Archive for August, 2004

Some of the things

Saturday, August 7th, 2004

That make backpacking fun…

Walking back to my room this morning at about 1:30 – my room is oddly enough over the road from the main building. Saw a guy with a big backpack looking around rather dejectedly, pushing on what he thought was the door of the hostel but finding only disappointment.

“Looking for the hostel, mate? That door over there” and seeing his eyes light up.

Having a shower at 2am after a seriously humid day is also one of those nice little things. Slept well last night.

Bicycle tour of Brussels this morning. Stefan and I were riding periliously close to the lovely Kim from Seoul snapping photos that probably aren’t fit for print here. They have some fascinating fashion these Korean girls.
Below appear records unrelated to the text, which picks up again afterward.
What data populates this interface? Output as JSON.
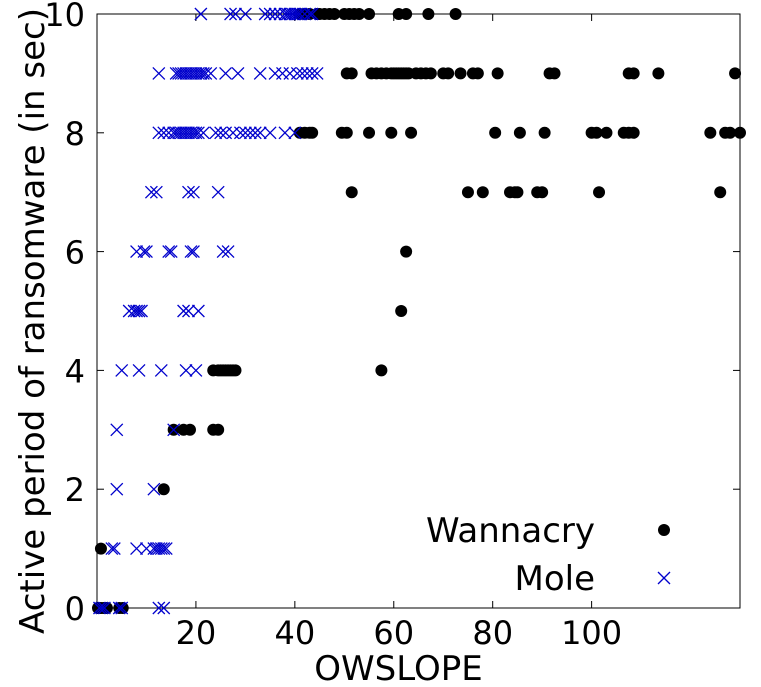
{
  "chart_data": {
    "type": "scatter",
    "xlabel": "OWSLOPE",
    "ylabel": "Active period of ransomware (in sec)",
    "xlim": [
      0,
      130
    ],
    "ylim": [
      0,
      10
    ],
    "x_ticks": [
      20,
      40,
      60,
      80,
      100
    ],
    "y_ticks": [
      0,
      2,
      4,
      6,
      8,
      10
    ],
    "grid": false,
    "legend_position": "bottom-right",
    "series": [
      {
        "name": "Wannacry",
        "marker": "filled-circle",
        "color": "#000000",
        "points": [
          [
            0.2,
            0
          ],
          [
            0.8,
            0
          ],
          [
            1.4,
            0
          ],
          [
            2,
            0
          ],
          [
            4.5,
            0
          ],
          [
            5.2,
            0
          ],
          [
            0.8,
            1
          ],
          [
            13.5,
            2
          ],
          [
            15.5,
            3
          ],
          [
            17.5,
            3
          ],
          [
            18.8,
            3
          ],
          [
            23.5,
            3
          ],
          [
            24.5,
            3
          ],
          [
            23.5,
            4
          ],
          [
            24.5,
            4
          ],
          [
            25,
            4
          ],
          [
            25.5,
            4
          ],
          [
            26,
            4
          ],
          [
            26.5,
            4
          ],
          [
            27,
            4
          ],
          [
            27.5,
            4
          ],
          [
            28,
            4
          ],
          [
            57.5,
            4
          ],
          [
            61.5,
            5
          ],
          [
            62.5,
            6
          ],
          [
            51.5,
            7
          ],
          [
            75,
            7
          ],
          [
            78,
            7
          ],
          [
            83.5,
            7
          ],
          [
            84.5,
            7
          ],
          [
            85,
            7
          ],
          [
            89,
            7
          ],
          [
            90,
            7
          ],
          [
            101.5,
            7
          ],
          [
            126,
            7
          ],
          [
            41,
            8
          ],
          [
            42,
            8
          ],
          [
            43,
            8
          ],
          [
            43.5,
            8
          ],
          [
            49.5,
            8
          ],
          [
            50.5,
            8
          ],
          [
            55,
            8
          ],
          [
            59.5,
            8
          ],
          [
            63.5,
            8
          ],
          [
            80.5,
            8
          ],
          [
            85.5,
            8
          ],
          [
            90.5,
            8
          ],
          [
            100,
            8
          ],
          [
            101,
            8
          ],
          [
            103,
            8
          ],
          [
            106.5,
            8
          ],
          [
            107.5,
            8
          ],
          [
            108.5,
            8
          ],
          [
            124,
            8
          ],
          [
            127,
            8
          ],
          [
            128,
            8
          ],
          [
            130,
            8
          ],
          [
            50.5,
            9
          ],
          [
            51.5,
            9
          ],
          [
            55.5,
            9
          ],
          [
            56.5,
            9
          ],
          [
            57.5,
            9
          ],
          [
            58.5,
            9
          ],
          [
            59.5,
            9
          ],
          [
            60,
            9
          ],
          [
            60.5,
            9
          ],
          [
            61,
            9
          ],
          [
            61.5,
            9
          ],
          [
            62,
            9
          ],
          [
            62.5,
            9
          ],
          [
            63,
            9
          ],
          [
            64.5,
            9
          ],
          [
            65.5,
            9
          ],
          [
            66.5,
            9
          ],
          [
            67.5,
            9
          ],
          [
            70,
            9
          ],
          [
            71,
            9
          ],
          [
            73.5,
            9
          ],
          [
            76,
            9
          ],
          [
            77,
            9
          ],
          [
            81,
            9
          ],
          [
            91.5,
            9
          ],
          [
            92.5,
            9
          ],
          [
            107.5,
            9
          ],
          [
            108.5,
            9
          ],
          [
            113.5,
            9
          ],
          [
            129,
            9
          ],
          [
            41,
            10
          ],
          [
            42,
            10
          ],
          [
            43,
            10
          ],
          [
            44.5,
            10
          ],
          [
            45,
            10
          ],
          [
            46,
            10
          ],
          [
            47,
            10
          ],
          [
            48,
            10
          ],
          [
            50,
            10
          ],
          [
            51,
            10
          ],
          [
            52,
            10
          ],
          [
            53,
            10
          ],
          [
            55,
            10
          ],
          [
            61,
            10
          ],
          [
            62.5,
            10
          ],
          [
            67,
            10
          ],
          [
            72.5,
            10
          ]
        ]
      },
      {
        "name": "Mole",
        "marker": "x",
        "color": "#0000cc",
        "points": [
          [
            0.5,
            0
          ],
          [
            1,
            0
          ],
          [
            1.5,
            0
          ],
          [
            4.5,
            0
          ],
          [
            5,
            0
          ],
          [
            12.5,
            0
          ],
          [
            13.5,
            0
          ],
          [
            3,
            1
          ],
          [
            3.5,
            1
          ],
          [
            8,
            1
          ],
          [
            10,
            1
          ],
          [
            11.5,
            1
          ],
          [
            12,
            1
          ],
          [
            12.5,
            1
          ],
          [
            13,
            1
          ],
          [
            13.5,
            1
          ],
          [
            14,
            1
          ],
          [
            4,
            2
          ],
          [
            11.5,
            2
          ],
          [
            4,
            3
          ],
          [
            15.5,
            3
          ],
          [
            5,
            4
          ],
          [
            8.5,
            4
          ],
          [
            13,
            4
          ],
          [
            18,
            4
          ],
          [
            20,
            4
          ],
          [
            6.5,
            5
          ],
          [
            7.5,
            5
          ],
          [
            8,
            5
          ],
          [
            8.5,
            5
          ],
          [
            9,
            5
          ],
          [
            17.5,
            5
          ],
          [
            18.5,
            5
          ],
          [
            20.5,
            5
          ],
          [
            8,
            6
          ],
          [
            9.5,
            6
          ],
          [
            10,
            6
          ],
          [
            14.5,
            6
          ],
          [
            15,
            6
          ],
          [
            19,
            6
          ],
          [
            19.5,
            6
          ],
          [
            25.5,
            6
          ],
          [
            26.5,
            6
          ],
          [
            11,
            7
          ],
          [
            12,
            7
          ],
          [
            18.5,
            7
          ],
          [
            19.5,
            7
          ],
          [
            24.5,
            7
          ],
          [
            12.5,
            8
          ],
          [
            13.5,
            8
          ],
          [
            14.5,
            8
          ],
          [
            15.5,
            8
          ],
          [
            16,
            8
          ],
          [
            16.5,
            8
          ],
          [
            17,
            8
          ],
          [
            17.5,
            8
          ],
          [
            18,
            8
          ],
          [
            18.5,
            8
          ],
          [
            19,
            8
          ],
          [
            19.5,
            8
          ],
          [
            20,
            8
          ],
          [
            20.5,
            8
          ],
          [
            21.5,
            8
          ],
          [
            24,
            8
          ],
          [
            25,
            8
          ],
          [
            26,
            8
          ],
          [
            27.5,
            8
          ],
          [
            29,
            8
          ],
          [
            30,
            8
          ],
          [
            31,
            8
          ],
          [
            32,
            8
          ],
          [
            33,
            8
          ],
          [
            35,
            8
          ],
          [
            38,
            8
          ],
          [
            40,
            8
          ],
          [
            12.5,
            9
          ],
          [
            16,
            9
          ],
          [
            16.5,
            9
          ],
          [
            17,
            9
          ],
          [
            17.5,
            9
          ],
          [
            18,
            9
          ],
          [
            18.5,
            9
          ],
          [
            19,
            9
          ],
          [
            19.5,
            9
          ],
          [
            20,
            9
          ],
          [
            20.5,
            9
          ],
          [
            21,
            9
          ],
          [
            21.5,
            9
          ],
          [
            22,
            9
          ],
          [
            23,
            9
          ],
          [
            26,
            9
          ],
          [
            28.5,
            9
          ],
          [
            33,
            9
          ],
          [
            36,
            9
          ],
          [
            37.5,
            9
          ],
          [
            39,
            9
          ],
          [
            40.5,
            9
          ],
          [
            41.5,
            9
          ],
          [
            42.5,
            9
          ],
          [
            43.5,
            9
          ],
          [
            44.5,
            9
          ],
          [
            21,
            10
          ],
          [
            27,
            10
          ],
          [
            28,
            10
          ],
          [
            30,
            10
          ],
          [
            34,
            10
          ],
          [
            35,
            10
          ],
          [
            36,
            10
          ],
          [
            37,
            10
          ],
          [
            38,
            10
          ],
          [
            38.5,
            10
          ],
          [
            39,
            10
          ],
          [
            39.5,
            10
          ],
          [
            40,
            10
          ],
          [
            40.5,
            10
          ],
          [
            41,
            10
          ],
          [
            42,
            10
          ],
          [
            43,
            10
          ],
          [
            43.5,
            10
          ]
        ]
      }
    ]
  }
}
We trashed the bikes good and proper.

I can’t imagine anyone in Melbourne running a bicycle tour with 15 people, no helmets, no respect for road rules on questionably maintained bike. Nor would I get away with walking around the bar sans shoes.

Haven’t found any waffles yet but the chocolate rocks.


Friday, August 6th, 2004

Eurostar (train) is a good way to get out of London. Cheap, fast, fully automated. Anyway in Brussels now where the trains are mercifully much cheaper and less crowded. Nice.

Haven’t done a whole lot yet, save for get very pissed last night with a great group of people from many faraway places. Met a couple of amazing musicians who plied their skills for everyones benefit, too. Apparently Van Gogh used to work in this building (where the hostel is housed). It’s quite a funky, avante garde kind of space.

Went to Atomiom – an enormous steel structure that looks vaguely like an atom. I loved it, actually and took many photos, none of which you or I will see since I lost my camera on the way home. Along with 160 odd photos from the last couple of weeks. Not happy. But at least I have 200 others sitting on a flash card at home. Most of the really picturesque stuff is on there.

Also went to Mini Europe which is brilliant. In fact having seen that I really don’t need to go anywhere else. It’s basically all the major monuments/buildings recreated at 1:25 scale. Amazing detail – each piece costs around 80,000 euros.

I’ll spend tomorrow here – still lots more to check out even if I can’t record the moments on a camera. It actually feels like something of a blessing not having to snap photos all the time.

Probably onto Amsterdam after that, I have a good hostel recommendation and the train fare is surprisingly cheap.

Very hot here, contrary to what the forecasters said. Unlike London it doesn’t cool down at night either. I might have to check out that waterslide I saw today ;-)

About ready…

Monday, August 2nd, 2004

… to move on from London now. Don’t have a great deal of inclination today to hop on the train and fight the people traffic to do some more sightseeing. Actually there isn’t a whole lot more here that I’m keen to see.

I’ve done a few things over the last couple of days that have been important to me. Notably a tour of Royal Albert Hall. That place has been a vision in my mind for a number of years now – since reading about the likes of Led Zeppelin and The Rolling Stones playing there in the very early 70s. It’s a truly amazing hall and I can’t wait to get home and watch my Led Zep DVD of them playing there again ;-) We even got to skulk around Her Majesty’s private waiting room.

Spending a few hours watching the ducks in Hyde Park was also time well spent. My mental image of that place owed itself to Douglas Adams’ descriptions of it in So Long and Thanks For All the Fish. For me much of the attraction of London is to finally walk through the places I’ve been aware of for so many years. Could anyone honestly say that when getting the tube through Picadilly or walking up Oxford/Bond St’s or Park Lane that they don’t think of the Monopoly board?

I got stung by nettles yesterday. They really are nasty little buggers, I’ve never met a plant that could be so offensive. Or is it a weed? Anyway: Steer clear.

So yesterday, finally, I made it to a bike race. Fittingly it was far and away the best race I’ve ever been to, so it all worked out nicely in the end. An Australian won one of the races, and so carrying our flag, a beer, and listening to the national anthem is a moment I won’t quickly forget. There were actually only a handful of other Aussie supporters there (well ones that bothered to bring flags) so attracting the attention of our riders on the warm up/down laps and getting a wave was easy enough.

The weather has been pretty amazing. 26-30 every day I’ve been here, which apparently is some kind of record in the UK. Unfortunately it doesn’t look so good once I get to Belgium, with showers forecast every day that I’m there.